How Do You Calculate Terminal Voltage and Potential Difference in a Circuit?

[Adriano25]

Homework Statement

I = 0.47 A
ε₁ = 16.0 V
ε₂ = 8.0 V
R1 = 5.0 Ω
R2 = 9.0 Ω
r₁ = 1.6 Ω
r₂ = 1.4 Ω

a) Find the terminal voltage Vab of the 16.0 V Battery
b) Find the potential difference Vac of point a with respect to point c

Homework Equations

Vab = Va - Vb = ε₁ - Ir₁
Vac = Va - Vc = IR1 + ε₂ + Ir₂

The Attempt at a Solution

Current is flowing counterclockwise since the battery 16.0 V determines the direction starting from the positive plate.
I'm just a little confused on part b) in why are we adding ε₂ + Ir₂ instead of subtracting them.
Also, I know that if try to find Vac by doing (Va-Vb) + (Vb-Vc), we would get a negative value, correct? In this case, how would the - and + sign change?

Thank you

 

[gneill]

I'm just a little confused on part b) in why are we adding ε2 + Ir2 instead of subtracting them.
Also, I know that if try to find Vac by doing (Va-Vb) + (Vb-Vc), we would get a negative value, correct? In this case, how would the - and + sign change?

Start by adding the current (blue) and the polarities of the resultant potential drops (red) to the figure:

Then you can easily write the equation for the potential difference between locations by doing a "KVL walk" from one to the other. You'll be sure to get the signs of the terms correct this way.

For example, Taking the left side path from c to a you write: $V_{ac} = +ε2 + I r_2 +I R1$

It should not matter which path you take between to locations in the circuit, you should always arrive at the same potential difference with the same sign.

 

[Adriano25]

Start by adding the current (blue) and the polarities of the resultant potential drops (red) to the figure:
View attachment 113486
Then you can easily write the equation for the potential difference between locations by doing a "KVL walk" from one to the other. You'll be sure to get the signs of the terms correct this way.

For example, Taking the left side path from c to a you write: $V_{ac} = +ε2 + I r_2 +I R1$

It should not matter which path you take between to locations in the circuit, you should always arrive at the same potential difference with the same sign.

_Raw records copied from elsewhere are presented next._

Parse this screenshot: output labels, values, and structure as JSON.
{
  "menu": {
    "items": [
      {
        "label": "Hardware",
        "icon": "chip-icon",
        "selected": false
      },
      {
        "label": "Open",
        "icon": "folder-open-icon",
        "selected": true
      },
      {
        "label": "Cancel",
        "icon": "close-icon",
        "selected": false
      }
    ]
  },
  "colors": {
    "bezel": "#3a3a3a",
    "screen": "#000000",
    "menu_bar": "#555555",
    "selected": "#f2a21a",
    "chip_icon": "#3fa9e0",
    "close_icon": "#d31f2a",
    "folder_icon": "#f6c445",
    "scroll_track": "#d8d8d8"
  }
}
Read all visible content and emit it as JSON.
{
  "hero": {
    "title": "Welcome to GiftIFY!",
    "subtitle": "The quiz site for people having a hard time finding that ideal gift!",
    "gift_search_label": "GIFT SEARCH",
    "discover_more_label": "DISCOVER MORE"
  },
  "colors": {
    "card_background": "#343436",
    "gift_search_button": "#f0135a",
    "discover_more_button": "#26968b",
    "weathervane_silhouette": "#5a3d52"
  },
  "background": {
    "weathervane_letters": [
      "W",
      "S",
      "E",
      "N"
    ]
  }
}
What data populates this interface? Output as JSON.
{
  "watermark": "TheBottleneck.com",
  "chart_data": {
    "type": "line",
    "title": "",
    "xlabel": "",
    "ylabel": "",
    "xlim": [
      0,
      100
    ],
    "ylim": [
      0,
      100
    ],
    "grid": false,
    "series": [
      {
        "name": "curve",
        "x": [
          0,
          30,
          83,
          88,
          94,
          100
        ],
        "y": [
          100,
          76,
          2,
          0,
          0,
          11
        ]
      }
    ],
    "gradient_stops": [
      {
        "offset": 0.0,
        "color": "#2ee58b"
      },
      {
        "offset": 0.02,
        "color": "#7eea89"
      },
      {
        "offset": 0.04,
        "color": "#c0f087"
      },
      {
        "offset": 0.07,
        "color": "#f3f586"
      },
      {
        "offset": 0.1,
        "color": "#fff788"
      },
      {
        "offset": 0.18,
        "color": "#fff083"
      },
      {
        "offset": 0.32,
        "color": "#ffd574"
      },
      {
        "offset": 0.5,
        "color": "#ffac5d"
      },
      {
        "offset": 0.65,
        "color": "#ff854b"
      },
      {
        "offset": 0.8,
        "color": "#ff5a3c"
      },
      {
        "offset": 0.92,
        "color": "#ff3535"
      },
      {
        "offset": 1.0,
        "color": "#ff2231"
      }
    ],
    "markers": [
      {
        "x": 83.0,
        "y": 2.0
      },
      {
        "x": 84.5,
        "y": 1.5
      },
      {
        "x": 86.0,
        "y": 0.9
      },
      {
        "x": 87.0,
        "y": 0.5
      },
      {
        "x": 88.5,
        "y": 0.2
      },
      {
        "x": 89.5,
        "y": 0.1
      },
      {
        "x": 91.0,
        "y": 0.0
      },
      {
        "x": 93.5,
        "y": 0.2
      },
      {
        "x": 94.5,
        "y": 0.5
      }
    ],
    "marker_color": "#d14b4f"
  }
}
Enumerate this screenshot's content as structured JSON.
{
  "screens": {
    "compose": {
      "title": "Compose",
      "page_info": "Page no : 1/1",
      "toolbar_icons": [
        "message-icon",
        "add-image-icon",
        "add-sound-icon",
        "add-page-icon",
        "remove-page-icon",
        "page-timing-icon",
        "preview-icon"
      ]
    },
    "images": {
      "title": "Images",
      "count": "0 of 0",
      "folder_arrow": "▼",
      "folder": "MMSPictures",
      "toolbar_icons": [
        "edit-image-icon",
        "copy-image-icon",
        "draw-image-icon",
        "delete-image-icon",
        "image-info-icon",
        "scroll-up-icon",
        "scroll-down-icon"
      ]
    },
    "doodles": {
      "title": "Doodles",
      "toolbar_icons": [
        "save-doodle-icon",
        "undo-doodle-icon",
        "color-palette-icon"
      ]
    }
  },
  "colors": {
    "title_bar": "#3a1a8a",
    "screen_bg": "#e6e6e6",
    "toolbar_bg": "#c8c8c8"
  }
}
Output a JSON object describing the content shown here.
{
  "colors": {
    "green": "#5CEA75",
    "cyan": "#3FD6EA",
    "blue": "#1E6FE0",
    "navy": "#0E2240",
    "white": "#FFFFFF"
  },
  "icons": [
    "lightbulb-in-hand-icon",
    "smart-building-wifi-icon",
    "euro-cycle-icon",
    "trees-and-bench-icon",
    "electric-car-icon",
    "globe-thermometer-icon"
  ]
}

Thank you. It's very clear now. I have two more questions if you would be kind to answer them:

1) If we take the left side path from c to a, why do we follow the current path like if we were starting from a to c? Looking at the diagram, if we start form c to a, I would be putting negative signs, thus going clockwise.

2)
If taking Vac counterclockwise:
Vac = Va-Vc
Vac = ε₂ + Ir₂ + IR1
Vac = 8.0 V + (0.47 A)(1.4 Ω) + (0.47 A)(5.0 Ω) = 11.008 V

If taking Vac clockwise:
Vac = (Va-Vb) + (Vb-Vc)
Vac = ε₁ - Ir₁ - IR2
Vac = 16.0V - (0.47 A)(1.6 Ω) - (0.47A)(9.0 Ω) = 11.018 V

Thus, I'm getting slightly different results. Am I doing something wrong?

Again, thank you for your help.

 

[gneill]

Thank you. It's very clear now. I have two more questions if you would be kind to answer them:

1) If we take the left side path from c to a, why do we follow the current path like if we were starting from a to c? Looking at the diagram, if we start form c to a, I would be putting negative signs, thus going clockwise.

You can choose to sum potential drops or potential rises along your "KVL walk" so long as you are consistent and understand what it is you are summing. You can "walk" in any direction you choose. Once you've drawn in the current, that fixes the polarities of the potential drops on the components that are due to that assumed current direction. When you do your KVL walk, you sum the potential changes dictated by those polarities (choosing drops as either positive or negative, your choice so long as you are consistent).

2)
If taking Vac counterclockwise:
Vac = Va-Vc
Vac = ε₂ + Ir₂ + IR1
Vac = 8.0 V + (0.47 A)(1.4 Ω) + (0.47 A)(5.0 Ω) = 11.008 V

If taking Vac clockwise:
Vac = (Va-Vb) + (Vb-Vc)
Vac = ε₁ - Ir₁ - IR2
Vac = 16.0V - (0.47 A)(1.6 Ω) - (0.47A)(9.0 Ω) = 11.018 V

Thus, I'm getting slightly different results. Am I doing something wrong?

No, everything's fine. But you're trying to squeeze too much accuracy out of values that you've truncated or rounded along the way to the finish line. For example, the current isn't really 0.47 A. That's a rounded value. If you want your results to have a closer match, keep more decimal places in intermediate results. So, for example, you might take $I = 0.470588$, and only round your results at the end.